Poetins strijd tegen de oligarchen


1. Het ontstaan van de oligarchen onder Jeltsin
Het privatiseringsproject begon in 1992 tijdens het bewind van Jeltsin. Hierbij werd aan 96% van de Russische bevolking vouchers uitgedeeld die konden worden ingewisseld voor aandelen in bedrijven. Veel mensen verkochten deze meteen voor contant geld ver beneden hun eigenlijke waarde aan insiders die goed op de hoogte waren. In 1994 werd de mogelijkheid van de insiders om aandelen te verwerven beperkt om meer niet-insiders en buitenlandse investeerders aan te trekken.
        In 1995 begon de tweede etappe van het privatiseringsproject, waarbij de 29 grootste staatsbedrijven werden geprivatiseerd. Dit gebeurde volgens het leningen-voor-aandelen-systeem. De regering had (o.a. om de oorlog in Tsjetsjenië te bekostigen) veel geld nodig en sloot daarvoor leningen bij particuliere banken. Als onderpand dienden hierbij de aandelen die de staat had in de grote bedrijven (die aandelen hielden ook de controle over die bedrijven in). Deze leningen moesten binnen een jaar worden afgelost en als dit niet lukte kreeg de bank het recht de aandelen te veilen. Dit aflossen lukte gewoonlijk niet en dan verkochten de banken de aandelen op besloten veilingen aan bevriende managers of aan zichzelf. Op deze wijze kregen de banken veel grote bedrijven in bezit. Deze banken waren echter vaak weer particulier bezit.

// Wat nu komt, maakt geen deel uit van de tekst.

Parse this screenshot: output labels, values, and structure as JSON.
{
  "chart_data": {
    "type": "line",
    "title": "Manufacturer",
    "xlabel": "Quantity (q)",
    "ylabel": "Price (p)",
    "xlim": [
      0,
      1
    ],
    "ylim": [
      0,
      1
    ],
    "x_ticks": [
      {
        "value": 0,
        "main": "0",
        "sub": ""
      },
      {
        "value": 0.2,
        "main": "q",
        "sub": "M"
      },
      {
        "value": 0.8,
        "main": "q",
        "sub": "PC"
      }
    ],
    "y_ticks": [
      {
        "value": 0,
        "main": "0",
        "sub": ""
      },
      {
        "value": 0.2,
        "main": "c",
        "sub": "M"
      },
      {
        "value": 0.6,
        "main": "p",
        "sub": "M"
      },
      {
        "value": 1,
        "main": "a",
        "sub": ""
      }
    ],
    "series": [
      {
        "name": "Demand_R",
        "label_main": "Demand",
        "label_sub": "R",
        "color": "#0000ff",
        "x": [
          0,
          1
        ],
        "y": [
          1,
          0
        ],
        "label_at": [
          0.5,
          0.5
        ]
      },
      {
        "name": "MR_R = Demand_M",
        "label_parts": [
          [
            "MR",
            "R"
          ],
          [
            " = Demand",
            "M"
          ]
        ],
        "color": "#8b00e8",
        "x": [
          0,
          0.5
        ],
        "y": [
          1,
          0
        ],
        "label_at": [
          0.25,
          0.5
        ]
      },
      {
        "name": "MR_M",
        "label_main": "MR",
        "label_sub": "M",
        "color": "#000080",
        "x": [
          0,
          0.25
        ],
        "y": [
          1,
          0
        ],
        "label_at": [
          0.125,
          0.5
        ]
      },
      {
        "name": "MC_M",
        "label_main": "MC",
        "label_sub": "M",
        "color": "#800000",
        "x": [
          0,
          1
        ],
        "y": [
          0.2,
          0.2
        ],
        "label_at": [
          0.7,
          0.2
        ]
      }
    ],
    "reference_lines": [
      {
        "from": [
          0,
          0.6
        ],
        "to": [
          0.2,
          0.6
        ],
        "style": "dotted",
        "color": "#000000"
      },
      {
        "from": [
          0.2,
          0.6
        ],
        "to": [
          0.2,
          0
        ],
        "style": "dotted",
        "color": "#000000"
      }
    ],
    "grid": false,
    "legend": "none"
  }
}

       Gedurende dit hele privatiseringstraject waren er voor ondernemende mensen met handig zaken doen enorme winsten te behalen, vooral als ze goede relaties hadden in de politiek. In korte tijd verschenen er dan ook vele miljonairs en miljardairs, de zogenaamde “oligarchen”. Deze bezaten vaak ook politieke aspiraties, temeer daar ze vaak voortkwamen uit de kringen van de vroegere partijbonzen. Op deze wijze kwamen de grote bedrijven in handen van een zeer beperkt aantal oligarchen, die elkaar beconcurreerden en telkens wisselende allianties vormden. In 1996 heerste het “zevenbankiersbewind” dat gevormd werd door Boris Berezovski (consortium LogoVAZ), Vladimir Goesinksi (MOST-groep), Vladimir Potanin (Oneksimbank), Michaïl Chodorkovski (Menatepbank), Aleksandr Smolenski (bank SBS-Agro), Michaïl Fridman en Pjotr Aven (Alfa-bedrijvengroep).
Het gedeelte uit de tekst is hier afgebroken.